Conscious Shopping

Sometimes we have to buy things, which is not the same as being a consumer. Here are good shopping habits, and ethical retailers.

Principles

  • Conscious shopping is, first and foremost, NOT shopping. It’s not a way of greenwashing a shopping addiction.
  • Don’t buy what you don’t need, or at least make it a rare and special occasion rather than a regular indulgence. The system may be constantly telling you that buying stuff is good and essential and deserved, but you don’t need to listen.
  • Don’t buy cheaply-made things thinking you’ll wear them out and replace them. Think carefully, save up if necessary, and buy something that will last a lifetime if properly taken care of — see BuyMeOnce for more on this. (This is not necessarily costly. After a succession of plastic lemon presses that were either left behind or broken, I bought one in glass. It only cost £3, but it’s an item for life.)
  • Always think of who or what your money is financing. The future is shaped by where it goes.
  • Prioritize ethical retailers that have been thoroughly vetted (and don’t fall for big brands that wrap their industry in ethical language; talk is cheap, and meanwhile overproduction and exploitation continue.) Specialized ones are listed below under their respective area, while online shops with a wide range of products are listed on the Suppliers page.
  • Independent makers and small local businesses need your custom more than high-street shops or big franchises, and are by nature less harmful and wasteful. If you notice something they can improve (for instance avoiding plastic packaging), you can actually talk to them human to human.

Clothing

Charity shops are a great place to shop for clothes. You’re preventing perfectly good clothes from going to waste while not creating demand for new production, and your money goes straight where it’s needed. It’s also really rather fun.

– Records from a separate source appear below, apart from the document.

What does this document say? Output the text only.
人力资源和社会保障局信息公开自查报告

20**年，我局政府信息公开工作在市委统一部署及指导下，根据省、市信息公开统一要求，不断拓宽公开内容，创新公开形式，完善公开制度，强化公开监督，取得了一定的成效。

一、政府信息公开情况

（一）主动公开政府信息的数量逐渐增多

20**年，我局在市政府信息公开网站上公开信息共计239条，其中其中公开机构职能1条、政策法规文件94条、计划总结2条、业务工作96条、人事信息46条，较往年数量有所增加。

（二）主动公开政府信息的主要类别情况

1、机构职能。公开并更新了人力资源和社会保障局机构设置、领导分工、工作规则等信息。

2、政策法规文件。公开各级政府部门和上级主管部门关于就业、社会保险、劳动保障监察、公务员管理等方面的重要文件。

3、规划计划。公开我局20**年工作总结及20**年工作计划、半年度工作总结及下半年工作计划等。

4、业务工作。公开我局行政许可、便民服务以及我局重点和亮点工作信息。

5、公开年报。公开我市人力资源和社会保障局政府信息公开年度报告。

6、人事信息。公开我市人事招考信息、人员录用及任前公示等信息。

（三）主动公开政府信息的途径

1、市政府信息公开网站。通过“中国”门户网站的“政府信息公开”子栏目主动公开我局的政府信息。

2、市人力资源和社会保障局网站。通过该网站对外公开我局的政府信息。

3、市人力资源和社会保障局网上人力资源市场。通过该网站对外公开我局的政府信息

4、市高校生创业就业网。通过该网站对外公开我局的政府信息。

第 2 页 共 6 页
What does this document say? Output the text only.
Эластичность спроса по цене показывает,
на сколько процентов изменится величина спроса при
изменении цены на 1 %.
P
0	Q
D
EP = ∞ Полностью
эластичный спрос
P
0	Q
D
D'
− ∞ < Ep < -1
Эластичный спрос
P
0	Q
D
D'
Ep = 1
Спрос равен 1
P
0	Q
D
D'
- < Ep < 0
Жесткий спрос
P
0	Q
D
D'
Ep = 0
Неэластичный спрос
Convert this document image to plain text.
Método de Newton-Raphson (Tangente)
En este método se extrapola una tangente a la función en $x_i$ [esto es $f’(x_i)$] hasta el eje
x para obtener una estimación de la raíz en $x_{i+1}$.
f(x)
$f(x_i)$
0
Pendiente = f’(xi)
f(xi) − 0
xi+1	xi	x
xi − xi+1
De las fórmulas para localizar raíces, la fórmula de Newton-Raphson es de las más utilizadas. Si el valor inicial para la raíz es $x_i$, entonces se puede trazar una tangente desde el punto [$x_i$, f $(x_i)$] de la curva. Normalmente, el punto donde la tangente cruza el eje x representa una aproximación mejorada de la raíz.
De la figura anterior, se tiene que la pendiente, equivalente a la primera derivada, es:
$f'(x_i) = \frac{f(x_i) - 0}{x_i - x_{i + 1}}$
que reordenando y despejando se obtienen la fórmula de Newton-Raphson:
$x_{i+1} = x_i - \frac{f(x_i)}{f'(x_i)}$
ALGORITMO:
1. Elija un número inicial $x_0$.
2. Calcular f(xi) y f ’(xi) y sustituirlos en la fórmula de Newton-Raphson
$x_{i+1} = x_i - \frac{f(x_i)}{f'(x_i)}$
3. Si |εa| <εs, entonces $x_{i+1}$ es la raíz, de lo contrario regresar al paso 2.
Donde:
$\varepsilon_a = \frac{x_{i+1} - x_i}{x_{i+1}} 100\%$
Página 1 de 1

There is also a rise in the number of ethical clothing makers around the world:

  • People Tree make lovely clothing that are both fair trade and organic, with very good credentials on both accounts; they pride themselves on being Slow Fashion. “We make beautiful garments that are a living blueprint for our values: people and the planet are central to everything we do. Our garments are made with organic cotton and sustainable materials, using traditional skills that support rural communities.” They even ship the clothes by sea as much as possible rather than air, and weave the fqabric by hand. The clothes are sent in a paper envelope with only a recyclable polythene bag inside.
  • Skunk funk use organic fibres (linen, tencel, ramie, organic cotton), polyester recycled from plastic bottles, and recycled leather; they aim to be completely zero waste in the next few years. “Rather than doing an eco-line, we apply this principle across all our operations, from fibers to wet processes, from packaging to transport, and also in the interaction with the consumer.” It would be too long to list all their good practices here, so see instead their Global Approach to Sustainability report. Based in Basque country, they are in many stores around the world and also sell online.
  • Zand Amsterdam makes women’s skirts with reversible designs, detachable elements and adjustable sizes (e.g. for pregnancy or fluctuating weight), minimizing the number of clothing one needs to buy. They are Fairly Made in India, but environmental practices are not mentioned.
  • Moshiki‘s clothes are handmade in Fair partnership with artisans, with “a strong emphasis on natural, pollution-free materials”

Cookware

  • Netherton Foundry: Pots and pans that are handmade in Britain by craftsmen, from locally sourced materials; anti-waste, chemical-free, easy to re-season at home, and a host of other enticing reasons to invest in them once your current pans die, as industrially-made ones inevitably do. Free delivery in the UK, in recyclable packaging. “In our own small way, we are committed to reducing our impact on this fragile planet by building products that will last, from materials we trust.”
  • Myriad carries kitchenware and cleaning hardware in natural materials.

Furniture

Gifts

For thoughts, ideas and recommendations, read this post dedicated to Gift-giving.

Leather Goods

  • Sac à Main en Liège (Fr) makes cruelty-free, vegan items out of cork: handbags, golf bags, umbrellas, belts, hats, bracelets, wallets… Cork is light, waterproof, soundproof, thermal and, above all, recyclable and biodegradable. The items are handmade in Portugal, incredibly resilient, and soft to the touch. Contact them for international shipping.